Adam Tarr atarr at purdue.edu
Mon Aug 19 00:02:49 PDT 2002


At 04:49 PM 8/18/2002 -0400, Elisabeth Varin/Stephane Rouillon wrote:

>I believe there can be two different CW, one CW(wv) using winning votes 
>and another CW(rm) using relative margins. "So with wv, truncation won't 
>steal the election from a majority-supported CW(wv), as it will with 
>margins and relative margins, but IT WILL STEAL THE ELECTION FROM A 
>MAJORITY-SUPPORTED CW(rm) as it will with margins and relative margins.

It is a stretch of terminology to say you have two Condorcet winners 
here.  It seems more accurate to say you have zero.

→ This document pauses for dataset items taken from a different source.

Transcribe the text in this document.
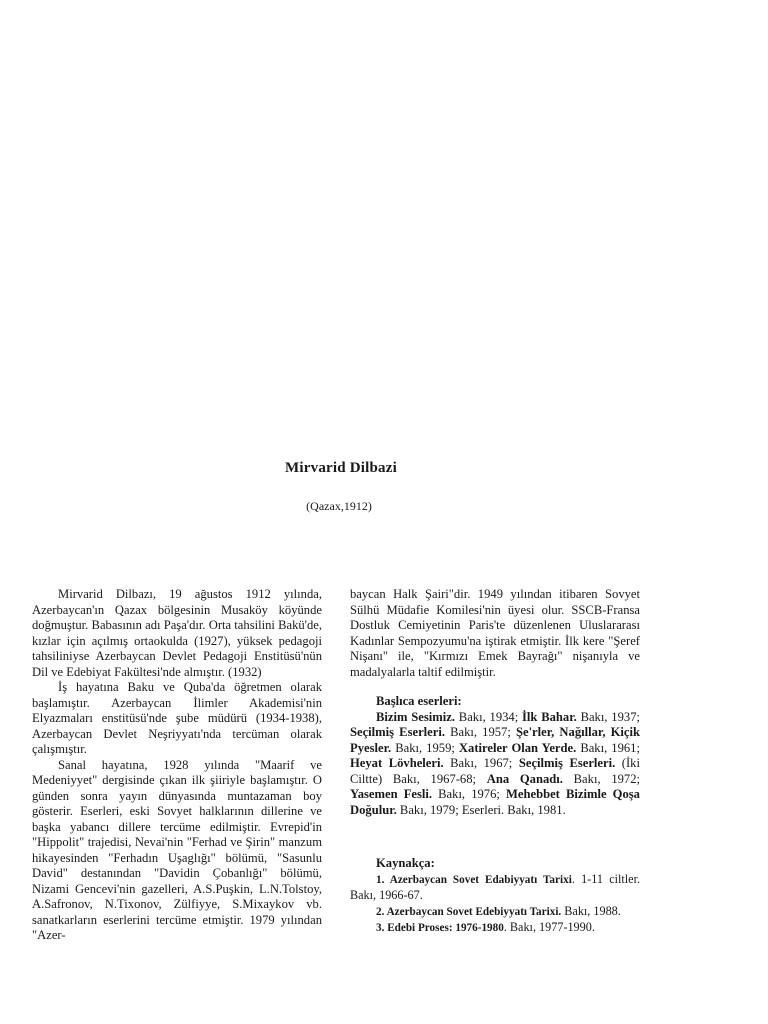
Mirvarid Dilbazi
(Qazax,1912)

Mirvarid Dilbazı, 19 ağustos 1912 yılında, Azerbaycan'ın Qazax bölgesinin Musaköy köyünde doğmuştur. Babasının adı Paşa'dır. Orta tahsilini Bakü'de, kızlar için açılmış ortaokulda (1927), yüksek pedagoji tahsiliniyse Azerbaycan Devlet Pedagoji Enstitüsü'nün Dil ve Edebiyat Fakültesi'nde almıştır. (1932)

İş hayatına Baku ve Quba'da öğretmen olarak başlamıştır. Azerbaycan İlimler Akademisi'nin Elyazmaları enstitüsü'nde şube müdürü (1934-1938), Azerbaycan Devlet Neşriyyatı'nda tercüman olarak çalışmıştır.

Sanal hayatına, 1928 yılında "Maarif ve Medeniyyet" dergisinde çıkan ilk şiiriyle başlamıştır. O günden sonra yayın dünyasında muntazaman boy gösterir. Eserleri, eski Sovyet halklarının dillerine ve başka yabancı dillere tercüme edilmiştir. Evrepid'in "Hippolit" trajedisi, Nevai'nin "Ferhad ve Şirin" manzum hikayesinden "Ferhadın Uşaglığı" bölümü, "Sasunlu David" destanından "Davidin Çobanlığı" bölümü, Nizami Gencevi'nin gazelleri, A.S.Puşkin, L.N.Tolstoy, A.Safronov, N.Tixonov, Zülfiyye, S.Mixaykov vb. sanatkarların eserlerini tercüme etmiştir. 1979 yılından "Azer-

baycan Halk Şairi"dir. 1949 yılından itibaren Sovyet Sülhü Müdafie Komilesi'nin üyesi olur. SSCB-Fransa Dostluk Cemiyetinin Paris'te düzenlenen Uluslararası Kadınlar Sempozyumu'na iştirak etmiştir. İlk kere "Şeref Nişanı" ile, "Kırmızı Emek Bayrağı" nişanıyla ve madalyalarla taltif edilmiştir.

Başlıca eserleri:

Bizim Sesimiz. Bakı, 1934; İlk Bahar. Bakı, 1937; Seçilmiş Eserleri. Bakı, 1957; Şe'rler, Nağıllar, Kiçik Pyesler. Bakı, 1959; Xatireler Olan Yerde. Bakı, 1961; Heyat Lövheleri. Bakı, 1967; Seçilmiş Eserleri. (İki Ciltte) Bakı, 1967-68; Ana Qanadı. Bakı, 1972; Yasemen Fesli. Bakı, 1976; Mehebbet Bizimle Qoşa Doğulur. Bakı, 1979; Eserleri. Bakı, 1981.

Kaynakça:

1. Azerbaycan Sovet Edabiyyatı Tarixi. 1-11 ciltler. Bakı, 1966-67.

2. Azerbaycan Sovet Edebiyyatı Tarixi. Bakı, 1988.

3. Edebi Proses: 1976-1980. Bakı, 1977-1990.
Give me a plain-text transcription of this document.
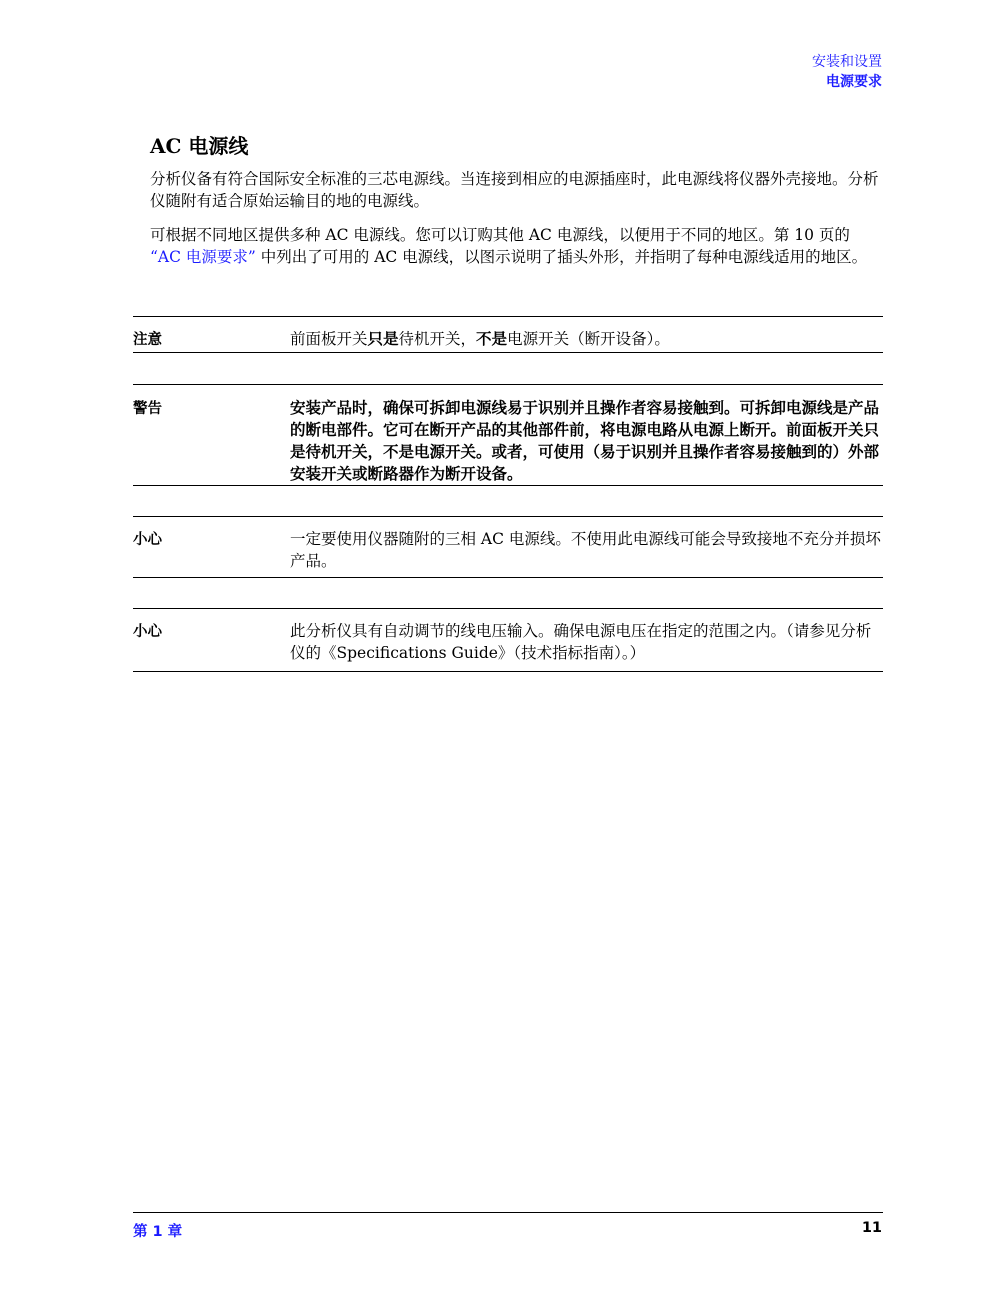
安装和设置
电源要求
AC 电源线

分析仪备有符合国际安全标准的三芯电源线。当连接到相应的电源插座时，此电源线将仪器外壳接地。分析仪随附有适合原始运输目的地的电源线。

可根据不同地区提供多种 AC 电源线。您可以订购其他 AC 电源线，以便用于不同的地区。第 10 页的 “AC 电源要求” 中列出了可用的 AC 电源线，以图示说明了插头外形，并指明了每种电源线适用的地区。

注意	前面板开关只是待机开关，不是电源开关（断开设备）。
警告	安装产品时，确保可拆卸电源线易于识别并且操作者容易接触到。可拆卸电源线是产品的断电部件。它可在断开产品的其他部件前，将电源电路从电源上断开。前面板开关只是待机开关，不是电源开关。或者，可使用（易于识别并且操作者容易接触到的）外部安装开关或断路器作为断开设备。
小心	一定要使用仪器随附的三相 AC 电源线。不使用此电源线可能会导致接地不充分并损坏产品。
小心	此分析仪具有自动调节的线电压输入。确保电源电压在指定的范围之内。（请参见分析仪的《Specifications Guide》（技术指标指南）。）
第 1 章	11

Craig Carey objections aside, I think everyone agrees what a Condorcet 
winner is: a candidate who, based on submitted ranked ballots, beats every 
other candidate in a pairwise comparison.  If such a candidate exists, he 
or she will exist in Condorcet(m), Condorcet(wv), and Condorcet(rm), and it 
will be the same candidate every time.  How you measure the strength of a 
pairwise defeat is irrelevant if all the defeats point toward the same 
candidate.

With that in mind, the only way I can interpret your statement ("two 
different CW, one CW(wv) using winning votes and another CW(rm) using 
relative margins") Is that you are referring not to a voted Condorcet 
winner, but rather the winner of the election after some elimination 
approach (say ranked pairs) has been used to eliminate cyclic 
ambiguities.  These candidates are not Condorcet winners; they are the 
declared winners of election methods that explicitly follow the Condorcet 
criterion.

When Mike says "with wv, truncation won't steal the election from a
majority-supported CW", he's saying that truncation on some ballots 
introduced a cyclic ambiguity into an election that otherwise had a 
Condorcet winner (the one and only kind of Condorcet winner), but the 
truncation does not change the outcome.  Your addition, "but IT WILL STEAL 
THE ELECTION FROM A MAJORITY-SUPPORTED CW(rm)" implies that this candidate 
was a Condorcet winner in some meaningful sense, which he or she simply was 
not.  This candidate was the winner after the application of a certain 
process for resolving cyclic ambiguities, and nothing else.  There is only 
one Condorcet winner in this example, and that's the one that exists BEFORE 
the truncation occurs.

This is not to say that your criterion have no merit, although I disagree 
with them.  But your particular argument here essentially reduces to: 
"RP(wv) is a bad method because it will not always reproduce the results of 
RP(rm)."  Which is not really a useful criticism, i.e. it does nothing to 
highlight the relative merits of the two approaches.